I’m not an expert in this area, but are you certain that these claims aren’t securities? My understanding is that the scope of “securities” is quite broad, and includes many instruments that one wouldn’t naturally think of as being similar to the securities traded on public markets.

Looking at my Loss & Seligman text, SEC v. W.J. Howey (1946) lays out the following test to determine whether a note is a security:
a note is a security only if it evidences “(1) an investment; (2) in a common enterprise; (3) with a reasonable expectation of profits; (4) to be derived from the entrepreneurial or managerial efforts of others”

This reads to me like the contingent Madoff claims could plausibly be viewed as securities.

Posted by Beer_numbers | Report as abusive

BKLawyer, thanks for the reference.

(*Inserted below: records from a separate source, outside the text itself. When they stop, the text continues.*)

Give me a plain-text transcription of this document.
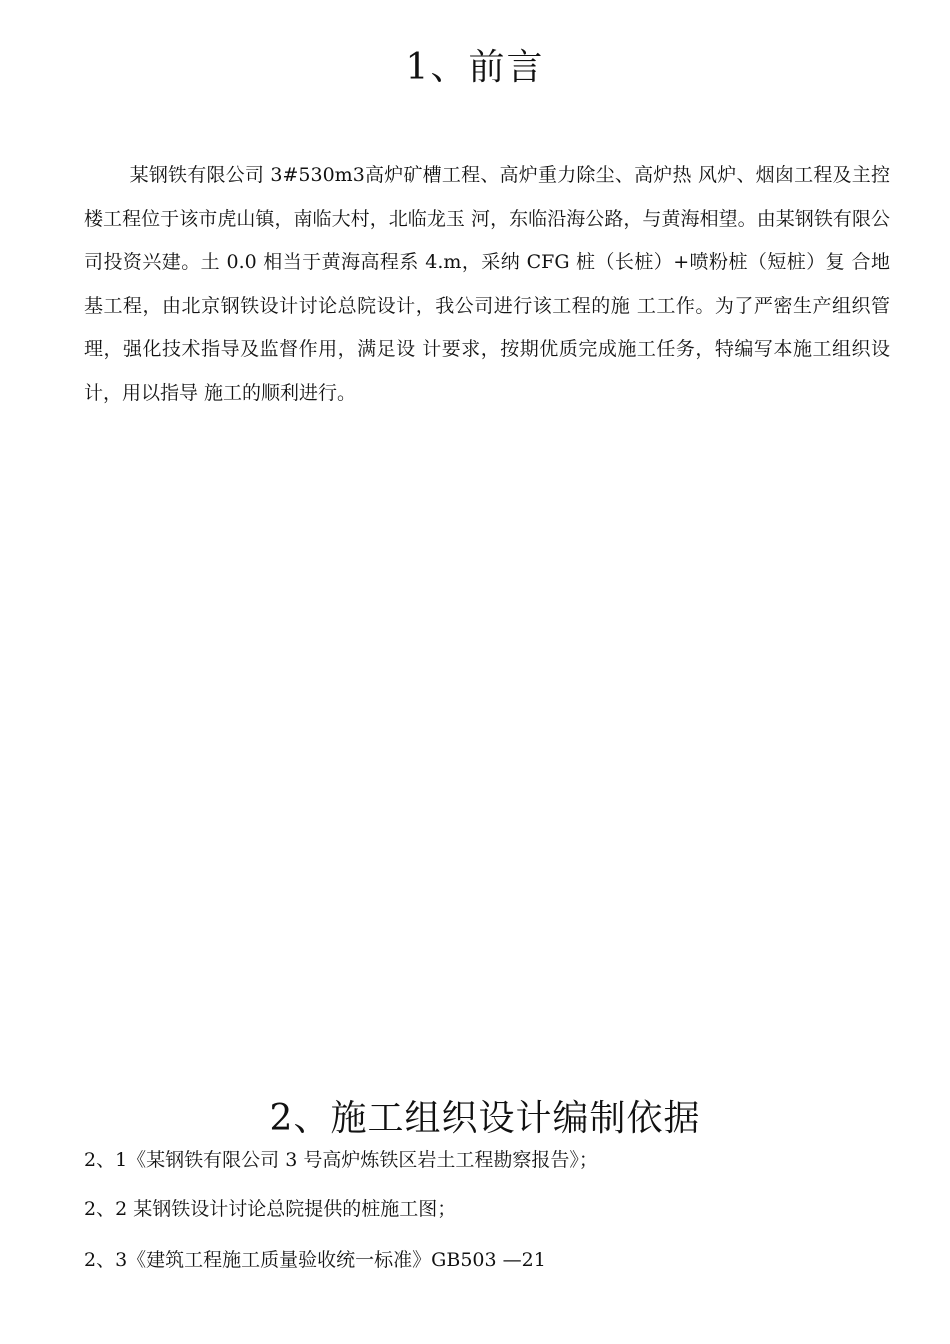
1、前言

某钢铁有限公司 3#530m3高炉矿槽工程、高炉重力除尘、高炉热 风炉、烟囱工程及主控楼工程位于该市虎山镇，南临大村，北临龙玉 河，东临沿海公路，与黄海相望。由某钢铁有限公司投资兴建。土 0.0 相当于黄海高程系 4.m，采纳 CFG 桩（长桩）+喷粉桩（短桩）复 合地基工程，由北京钢铁设计讨论总院设计，我公司进行该工程的施 工工作。为了严密生产组织管理，强化技术指导及监督作用，满足设 计要求，按期优质完成施工任务，特编写本施工组织设计，用以指导 施工的顺利进行。

2、施工组织设计编制依据
2、1《某钢铁有限公司 3 号高炉炼铁区岩土工程勘察报告》；
2、2 某钢铁设计讨论总院提供的桩施工图；
2、3《建筑工程施工质量验收统一标准》GB503 —21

As I read it, the Drain & Schwartz article seems to indicate that bankruptcy claims are not securities because there “is an existing regulatory alternative to the securities laws” (namely, the bankruptcy code. They also point to the (presumably inappropriate) transformation of non-securities into securities that could happen with bankruptcy claims treated as securities.

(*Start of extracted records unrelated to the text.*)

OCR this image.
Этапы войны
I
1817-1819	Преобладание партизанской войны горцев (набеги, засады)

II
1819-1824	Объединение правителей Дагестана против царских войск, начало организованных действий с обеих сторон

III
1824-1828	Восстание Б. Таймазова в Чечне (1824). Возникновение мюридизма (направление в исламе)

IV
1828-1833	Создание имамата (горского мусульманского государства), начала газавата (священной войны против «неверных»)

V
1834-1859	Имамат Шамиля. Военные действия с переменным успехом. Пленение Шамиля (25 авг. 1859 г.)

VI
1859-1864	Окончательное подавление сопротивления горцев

Assuming you buy either argument (and I’m not sure I do), would this extend to Madoff claims? Would it extend to claims on class action shareholder lawsuits?

Not an expert, but I lean towards these being securities, using the expansive definitions that I’ve seen.

Posted by Beer_numbers | Report as abusive

Put me down as betting that the HSBC and JPM settlements will be togeather be something below 1 billion.

Posted by y2kurtus | Report as abusive

Nazi`s and Fascist`s were overjoyed when they discovered that Bernie victimized thousands of Liberal`s and Zionist`s. They would have awarded him the Iron Cross but Bernie only accepts cash.